At a Yemeni-owned coffee shop in Dearborn, the Michigan city where more than half the population is Arab American, the continuing attacks by Houthi rebels in the southern Red Sea are fuelling fierce debate.
Some of the regulars at the Jabal Coffee House say the attacks on commercial and military vessels are a legitimate response to Israel's war in Gaza, where local authorities say more than 24,600 people have been killed.
The Iran-backed Houthi rebels claim the ships they are attacking are carrying goods destined for Israeli ports.
“This is not about religion, or about who opposes or supports what the Houthis are doing in the Red Sea,” says Abdo Hakami, a retired Yemeni American who came to the US in 2002 after working in Saudi Arabia for decades.
“This is about standing up for the Palestinians. Whether you like or dislike the Houthis is not the question today, it’s about helping the people of Gaza.”
Since the Houthi attacks increased in November, several shipping giants have rerouted vessels around the tip of southern Africa to avoid the risk of being hit by the Iran-backed rebels.
This month, Chinese shipping firm Cosco reportedly suspended trips to Israeli ports, which have reported an 85 per cent drop in activity in recent weeks.
The Bab Al Mandeb strait, which runs along a region of the western Yemeni coast controlled by the Houthi rebels, has about 15 per cent of all global trade pass through its waters.
One of Mr Hakami’s coffee partners shared his views.
“When you see the landings on the ships or the drone strikes, we don’t see them in isolation,” said Ahmad Abu Ali, a former Yemeni diplomat who has been living in Dearborn for two years.
“We know that this is a consequence of what is happening to people in Gaza.”
But others vehemently disagree with the Houthi tactics.
Abdulrahman Batman, a lawyer and activist from the Dhale governorate of central Yemen who moved to Michigan in 2017, says the Houthis are likely to continue to make problems in the Red Sea.

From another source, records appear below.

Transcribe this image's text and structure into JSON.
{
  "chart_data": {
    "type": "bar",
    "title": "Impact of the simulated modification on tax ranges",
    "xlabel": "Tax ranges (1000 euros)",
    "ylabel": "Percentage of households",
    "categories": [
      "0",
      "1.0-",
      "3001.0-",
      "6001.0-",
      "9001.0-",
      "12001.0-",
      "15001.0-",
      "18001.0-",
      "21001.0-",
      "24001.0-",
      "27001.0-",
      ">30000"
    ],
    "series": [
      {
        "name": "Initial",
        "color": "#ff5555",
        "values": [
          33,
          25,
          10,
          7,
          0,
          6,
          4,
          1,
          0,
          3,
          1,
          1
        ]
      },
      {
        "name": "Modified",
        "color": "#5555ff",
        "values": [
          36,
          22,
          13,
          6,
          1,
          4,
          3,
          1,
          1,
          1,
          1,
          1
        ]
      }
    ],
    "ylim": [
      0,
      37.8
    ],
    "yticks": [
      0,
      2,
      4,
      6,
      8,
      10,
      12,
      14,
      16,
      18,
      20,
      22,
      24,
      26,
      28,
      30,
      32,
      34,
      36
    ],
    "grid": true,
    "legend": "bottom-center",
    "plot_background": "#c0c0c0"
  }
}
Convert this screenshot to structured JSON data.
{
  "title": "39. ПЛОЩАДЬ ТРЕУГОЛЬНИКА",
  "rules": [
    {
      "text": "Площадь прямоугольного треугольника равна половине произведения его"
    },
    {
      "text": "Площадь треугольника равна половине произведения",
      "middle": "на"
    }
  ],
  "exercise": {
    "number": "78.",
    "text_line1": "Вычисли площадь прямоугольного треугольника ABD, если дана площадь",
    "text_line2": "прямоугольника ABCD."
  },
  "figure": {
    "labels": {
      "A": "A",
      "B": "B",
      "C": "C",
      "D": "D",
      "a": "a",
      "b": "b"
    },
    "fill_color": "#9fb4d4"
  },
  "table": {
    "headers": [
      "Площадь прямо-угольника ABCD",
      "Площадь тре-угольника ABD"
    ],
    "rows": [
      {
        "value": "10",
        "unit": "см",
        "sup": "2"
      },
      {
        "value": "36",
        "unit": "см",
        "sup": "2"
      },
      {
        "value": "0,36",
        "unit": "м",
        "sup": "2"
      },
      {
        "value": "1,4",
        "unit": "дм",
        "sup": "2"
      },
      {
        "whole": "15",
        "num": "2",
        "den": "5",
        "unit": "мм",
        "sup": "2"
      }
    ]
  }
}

“They are a terrorist group that can only use violence to achieve what they want," Mr Batman tells The National.
"They are happy to get [bombardments] from America and Britain because it makes them more popular with regular Yemeni people.
“Nor have the bombs affected the Houthis. They were told by Britain and the US when and where they were coming.”
He was reflecting a widely held view that the US and UK are informing the Houthis of imminent strikes.
A Yemeni shop owner blamed the Houthis for the country's food crisis and condemned their actions in the Red Sea.
“Some people are supporting what the Houthis are doing now in the Red Sea in support of Palestine but they are evil,” he said.
The fallout from the attacks on consumers and businesses around the world could be significant.
Ukraine, which had recently re-emerged as a key supplier of foodstuffs to many African and Asian countries, could see a major part of its export income harmed by events in the Red Sea.
That could result in a knock-on effect for agricultural and other food supply markets, from the US to China to Brazil, as global supplies fall.
Local economies are set to suffer, too. Egypt, which earns about $7 billion a year in transit fees from the Suez Canal and is in a major economic crisis, could be set to lose millions of dollars.
In recent years, thousands of Yemenis have fled the unrest that has destroyed much of their country’s infrastructure to set up new lives in Michigan, where the community is at the forefront of a booming new cafe culture.
Today, tables at cafes such as Jabal Coffee House are filled with young Arab Americans working and studying from their laptops, and older generations gathering to discuss events in the Middle East.
Some say a long-term solution to the wider Arab-Israeli conflict is the only way to prevent problems such as shipping woes from continuing to re-emerge in the months and years ahead.
“The wider threat to shipping will continue,” says Mr Abu Ali, “until there is a two-state solution in the Middle East.”
He said the Houthi attacks may be a form of geopolitical flexing by opponents of Israel and the West.
“Iran is gambling on winning the hearts and minds of people in the Arab world, that it is trying to help the Palestinians," Mr Abu Ali says.
"They want to show that they are stepping forward for the Palestinians in their dire need."
A popular uprising in 2011 and 2012 that unseated president Ali Abdullah Saleh was followed by a civil war and the emergence of the Iran-backed Houthi rebels in 2014.
Tehran has supported the rebels, who have fired hundreds of rockets on Saudi Arabia for almost a decade.
“Iran is trying to cultivate spheres of influence in the region. Its ties with the Houthis and what they are doing in the Red Sea is a part of that,” Mr Abu Ali said.